Por Julio Cesar Cardoso de Barros
Adoniram Barbosa nasceu no dia 6 de agosto de 1910*. Raro exemplo de
unanimidade nacional, ele foi um compositor de sambas paulista respeitado até no
reduto maior desse gênero musical: o Rio de Janeiro. Em 1969, durante o 3º Simpósio Nacional do Samba, no Rio, a delegação de São
Paulo chegou tímida. Não era para menos, estavam lá todas as feras do samba
carioca. A coisa mudou depois que alguém puxou o Trem das Onze, de
Adoniran, e o público todo cantou com vontade. Vai contra o espírito carioca
negar valor a quem o tem, na área musical e esportiva, notadamente. Da mesma
forma que encheu o Maracanã para aplaudir o Santos de Pelé, que fez do Rio sua
casa para jogos internacionais nos anos 60, os sambistas cariocas demonstraram
pela segunda vez sua admiração pelo talento do paulista de Valinhos. A primeira
havia sido a escolha desse samba no concurso de músicas carnavalescas realizado
em 1964, para o Carnaval do 4º Centenário da cidade do Rio de Janeiro, no ano
seguinte. Esse namoro se consolidou em 1999, quando o Centro Cultural Banco do
Brasil foi palco de uma grande homenagem ao compositor, com a presença da nata
da nova MPB.
Os Demônios da Garoa cantam Saudosa
Maloca:
De lá para cá, quando se fala em Adoniran, se fala em “samba paulista”.
Trata-se de uma confusão. Adoniran é único, não representa um tipo de samba
regional. Não se faz samba no estilo de Adoniran, na cidade ou no Estado de São
Paulo. O Adoniran compositor foi um personagem que João Rubinato, seu verdadeiro
nome, criou. O nome artístico ele tirou da cartola, unindo o nome do amigo
Adoniran Alves com o sobrenome do compositor e cantor Luís Barbosa (1910/1938),
que cantava sambas de breque batucando no chapéu de palha. Adoniran Barbosa era
um filho de italianos que aprendeu a gostar de samba nas batucadas do Bixiga e
nas ondas do rádio, onde brilhavam os sambas cariocas. Se alguma influência ele
teve, foram essas. Mas seu samba é específico, muito próprio. Não se enquadra no
batuque de origem rural dos paulistas nem no samba filho de baiana dos cariocas.
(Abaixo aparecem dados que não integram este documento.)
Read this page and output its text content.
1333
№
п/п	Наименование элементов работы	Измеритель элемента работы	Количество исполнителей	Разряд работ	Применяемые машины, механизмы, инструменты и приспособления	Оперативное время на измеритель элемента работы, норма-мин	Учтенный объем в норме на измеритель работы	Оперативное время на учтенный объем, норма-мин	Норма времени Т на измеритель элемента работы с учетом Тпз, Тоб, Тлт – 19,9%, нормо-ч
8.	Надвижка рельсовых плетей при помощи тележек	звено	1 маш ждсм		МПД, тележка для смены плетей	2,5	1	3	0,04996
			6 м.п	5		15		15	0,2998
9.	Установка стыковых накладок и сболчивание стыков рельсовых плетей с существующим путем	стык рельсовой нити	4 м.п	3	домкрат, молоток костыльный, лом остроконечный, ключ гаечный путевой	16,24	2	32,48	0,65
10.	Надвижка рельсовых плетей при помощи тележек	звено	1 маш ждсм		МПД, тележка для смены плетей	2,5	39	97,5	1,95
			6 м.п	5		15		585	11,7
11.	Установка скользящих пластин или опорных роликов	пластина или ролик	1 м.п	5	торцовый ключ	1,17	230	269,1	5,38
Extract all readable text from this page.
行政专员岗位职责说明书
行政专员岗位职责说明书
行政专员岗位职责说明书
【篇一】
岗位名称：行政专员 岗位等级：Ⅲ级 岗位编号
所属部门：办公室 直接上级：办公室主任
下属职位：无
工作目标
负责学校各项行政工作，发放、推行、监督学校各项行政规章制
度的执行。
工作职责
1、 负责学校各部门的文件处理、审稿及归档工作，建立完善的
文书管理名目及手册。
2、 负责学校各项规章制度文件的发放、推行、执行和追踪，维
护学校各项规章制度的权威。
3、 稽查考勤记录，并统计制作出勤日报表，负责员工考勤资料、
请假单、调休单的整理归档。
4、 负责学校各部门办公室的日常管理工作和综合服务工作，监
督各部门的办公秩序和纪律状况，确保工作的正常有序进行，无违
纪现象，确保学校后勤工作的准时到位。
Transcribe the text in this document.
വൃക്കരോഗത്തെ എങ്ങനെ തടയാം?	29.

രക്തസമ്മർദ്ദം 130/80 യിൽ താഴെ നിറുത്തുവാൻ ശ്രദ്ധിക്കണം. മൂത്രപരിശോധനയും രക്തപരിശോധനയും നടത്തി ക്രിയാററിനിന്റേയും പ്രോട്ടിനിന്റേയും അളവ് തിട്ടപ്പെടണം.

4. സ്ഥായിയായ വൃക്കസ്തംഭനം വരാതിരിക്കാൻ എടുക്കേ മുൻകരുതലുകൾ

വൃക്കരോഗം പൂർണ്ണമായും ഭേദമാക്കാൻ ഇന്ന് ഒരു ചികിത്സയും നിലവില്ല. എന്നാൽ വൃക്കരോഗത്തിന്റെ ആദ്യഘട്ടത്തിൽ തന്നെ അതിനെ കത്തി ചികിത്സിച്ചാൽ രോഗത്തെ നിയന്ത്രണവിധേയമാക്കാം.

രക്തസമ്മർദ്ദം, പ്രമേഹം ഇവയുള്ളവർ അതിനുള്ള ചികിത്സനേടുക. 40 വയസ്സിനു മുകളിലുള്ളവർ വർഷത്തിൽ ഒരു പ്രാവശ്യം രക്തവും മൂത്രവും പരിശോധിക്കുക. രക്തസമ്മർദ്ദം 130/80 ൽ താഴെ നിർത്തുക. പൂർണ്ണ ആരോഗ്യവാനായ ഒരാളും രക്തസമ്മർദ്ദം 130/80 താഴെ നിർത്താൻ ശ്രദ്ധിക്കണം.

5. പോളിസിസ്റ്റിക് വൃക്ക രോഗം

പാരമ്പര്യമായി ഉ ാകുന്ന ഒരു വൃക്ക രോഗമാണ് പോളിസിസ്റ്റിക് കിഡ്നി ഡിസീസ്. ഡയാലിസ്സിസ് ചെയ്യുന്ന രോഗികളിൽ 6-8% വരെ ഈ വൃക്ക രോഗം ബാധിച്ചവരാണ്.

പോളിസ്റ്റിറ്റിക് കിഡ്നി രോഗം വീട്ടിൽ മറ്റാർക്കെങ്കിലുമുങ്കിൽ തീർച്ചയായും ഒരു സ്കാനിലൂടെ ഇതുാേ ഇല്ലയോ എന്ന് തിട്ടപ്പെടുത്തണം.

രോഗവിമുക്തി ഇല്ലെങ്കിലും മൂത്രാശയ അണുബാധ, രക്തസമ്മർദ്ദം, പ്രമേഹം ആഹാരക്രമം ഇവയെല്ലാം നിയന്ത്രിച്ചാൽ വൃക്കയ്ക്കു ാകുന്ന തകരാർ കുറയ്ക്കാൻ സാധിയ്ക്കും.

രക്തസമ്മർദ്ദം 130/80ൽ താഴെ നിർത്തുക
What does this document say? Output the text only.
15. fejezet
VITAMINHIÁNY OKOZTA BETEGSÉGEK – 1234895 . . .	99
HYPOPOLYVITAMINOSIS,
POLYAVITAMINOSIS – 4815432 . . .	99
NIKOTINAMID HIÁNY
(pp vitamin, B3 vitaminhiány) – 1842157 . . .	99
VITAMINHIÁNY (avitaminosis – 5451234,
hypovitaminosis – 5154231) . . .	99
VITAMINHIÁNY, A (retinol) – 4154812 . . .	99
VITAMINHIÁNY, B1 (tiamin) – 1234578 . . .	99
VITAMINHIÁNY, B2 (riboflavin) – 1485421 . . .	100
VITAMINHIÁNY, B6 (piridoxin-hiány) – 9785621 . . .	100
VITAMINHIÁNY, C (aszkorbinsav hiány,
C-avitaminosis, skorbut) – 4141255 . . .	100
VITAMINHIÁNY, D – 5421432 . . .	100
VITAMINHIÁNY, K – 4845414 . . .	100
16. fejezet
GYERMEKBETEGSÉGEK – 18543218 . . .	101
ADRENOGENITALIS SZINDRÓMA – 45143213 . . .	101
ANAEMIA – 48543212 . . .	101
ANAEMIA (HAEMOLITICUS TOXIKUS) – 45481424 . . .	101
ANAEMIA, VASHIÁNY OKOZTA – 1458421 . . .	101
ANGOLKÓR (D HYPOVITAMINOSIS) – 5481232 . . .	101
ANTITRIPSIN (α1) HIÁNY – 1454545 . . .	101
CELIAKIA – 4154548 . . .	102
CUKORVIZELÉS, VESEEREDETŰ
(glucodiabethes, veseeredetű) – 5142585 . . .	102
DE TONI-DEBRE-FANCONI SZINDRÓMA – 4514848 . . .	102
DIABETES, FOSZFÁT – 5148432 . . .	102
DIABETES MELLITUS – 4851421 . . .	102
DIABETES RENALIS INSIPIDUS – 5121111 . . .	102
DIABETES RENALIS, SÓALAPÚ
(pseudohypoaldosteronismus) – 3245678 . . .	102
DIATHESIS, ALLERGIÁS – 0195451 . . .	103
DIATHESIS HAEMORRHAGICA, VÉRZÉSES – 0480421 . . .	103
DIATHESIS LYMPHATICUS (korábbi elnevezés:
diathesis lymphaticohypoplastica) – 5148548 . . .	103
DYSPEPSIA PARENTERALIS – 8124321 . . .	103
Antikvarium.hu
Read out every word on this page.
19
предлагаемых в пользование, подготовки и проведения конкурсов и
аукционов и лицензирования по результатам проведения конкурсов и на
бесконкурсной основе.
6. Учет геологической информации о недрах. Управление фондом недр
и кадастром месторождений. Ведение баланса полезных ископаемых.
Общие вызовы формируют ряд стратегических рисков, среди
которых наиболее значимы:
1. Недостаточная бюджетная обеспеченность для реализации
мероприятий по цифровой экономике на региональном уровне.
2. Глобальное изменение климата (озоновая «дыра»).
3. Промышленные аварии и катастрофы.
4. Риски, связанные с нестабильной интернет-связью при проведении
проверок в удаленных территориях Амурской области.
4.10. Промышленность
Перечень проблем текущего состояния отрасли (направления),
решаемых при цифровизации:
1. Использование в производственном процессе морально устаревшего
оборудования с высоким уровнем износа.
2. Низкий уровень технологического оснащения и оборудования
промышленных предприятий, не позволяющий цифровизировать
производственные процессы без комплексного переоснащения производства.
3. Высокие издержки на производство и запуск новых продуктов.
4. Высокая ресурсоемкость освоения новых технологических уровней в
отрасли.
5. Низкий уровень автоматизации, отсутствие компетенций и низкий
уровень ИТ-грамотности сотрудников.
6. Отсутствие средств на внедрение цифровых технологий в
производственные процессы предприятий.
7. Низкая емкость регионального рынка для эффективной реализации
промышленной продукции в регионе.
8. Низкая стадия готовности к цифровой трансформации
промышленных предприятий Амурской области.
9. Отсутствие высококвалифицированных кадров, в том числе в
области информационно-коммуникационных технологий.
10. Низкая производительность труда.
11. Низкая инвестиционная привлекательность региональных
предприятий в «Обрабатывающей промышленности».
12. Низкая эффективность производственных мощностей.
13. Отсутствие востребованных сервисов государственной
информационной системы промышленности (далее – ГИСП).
Trem das Onze, com o próprio
Adoniran:
Não que não tenham tentado, mas ninguém faz samba como Adoniram, pois
soaria ridículo. Adoniran era quase que o Juó Bananère da música. Bananère foi
um autor fictício, criado por Alexandre Marcondes Machado, que escrevia numa
linguagem na qual misturava de forma bem peculiar o italiano com o português. Um
imigrante da primeira metade do século XX, que narrava o cotidiano da cidade, a
vida dura dos italianos na nova terra. Adoniran fazia algo parecido, com menos
sotaque e os mesmos erros de concordância, usando um linguajar dos paulistanos
descendentes de italianos que ocupavam os cortiços dos bairros centrais da
cidade. Suas músicas eram, sobretudo, inspiradas nos tipos populares criados
pelo radialista Osvaldo Moles (1913-1982), um compositor e autor a quem conheceu
nos anos 40, mestre do humor radiofônico. Moles escreveu no rádio, entre os anos
40 e 60, os programas Casa da Sogra e Histórias das
Malocas. Nos textos de Moles, Adoniran interpretava personagens
caricatos, como o galã francês Jean Rubinet, o malandro Zé Cunversa, o judeu
Moisés, o italiano Giusseppe Pernafina e Charutinho, compositor que convivia num
cortiço com a Pafunça, o Panela de Pressão, a Terezoca e outros tipos.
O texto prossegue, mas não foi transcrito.